Dans l’épisode 2, intitulé ‘Warriors au travail’, les animatrices Anaïs Bourdet, Elsa Miské et Margaïd Quioc recueillent les témoignages de femmes allant de 19 à 50 ans, leurs réactions, leurs réponses et leurs retours d’expérience face à ce sexisme quotidien rencontrés au cours de leur carrière.

Le deuxième média que j’aimerais mettre en avant ici est cette web-série intitulée “Le Meufisme”.

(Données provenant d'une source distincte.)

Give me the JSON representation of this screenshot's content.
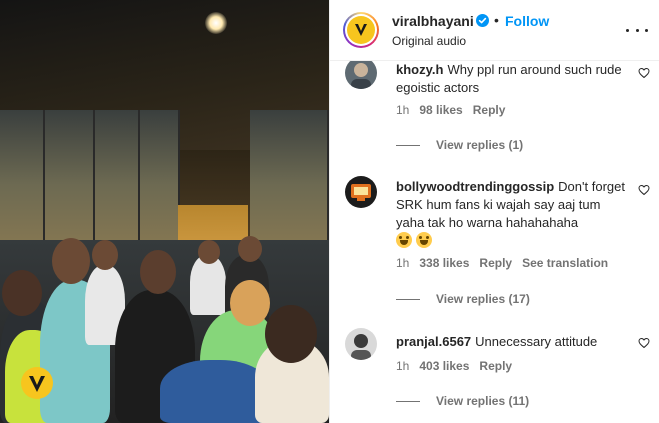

Le Meufisme c’est une web-série de 3 saisons sur Youtube qui a pour objectif de démolir les clichés inhérents aux femmes. Drôle, instructif et rafraîchissant, on s’identifie facilement à Jolene, l’héroïne de la série, qui nous permet de décomplexer et d’assumer le fait que : non une femme n’a pas à toujours être parfaite.

Dans l’épisode 1 de la saison 2, Jolene fait face à un choix cornélien… Que faire quand, au bureau, son statut de femme définit son poste, ses missions, sa manière de s’habiller ou encore ses projets personnels. Face à un patron machiste, Jolene va prouver qu’une femme ne se résume pas à avoir “un joli minois”.

Le mot de la fin “Génération Égalité : Levez-vous pour les droits des femmes”

Ainsi, cette journée des droits des femmes sur le thème de « Génération Égalité : Levez-vous pour les droits des femmes » permet de faire évoluer la conscience collective autour des biais inconscients, des stéréotypes de genre et de sexe auxquels les organisations font encore face. Et en ce sens, une évaluation internationale sera faite afin de mesurer les progrès réalisés en faveur des droits des femmes depuis l’adoption du Programme de Beijing.

Qui plus est, le thème de cette année s’associe à la campagne Génération Égalité de l’ONU Femmes qui prévoit un monde où l’égalité des sexes est la norme.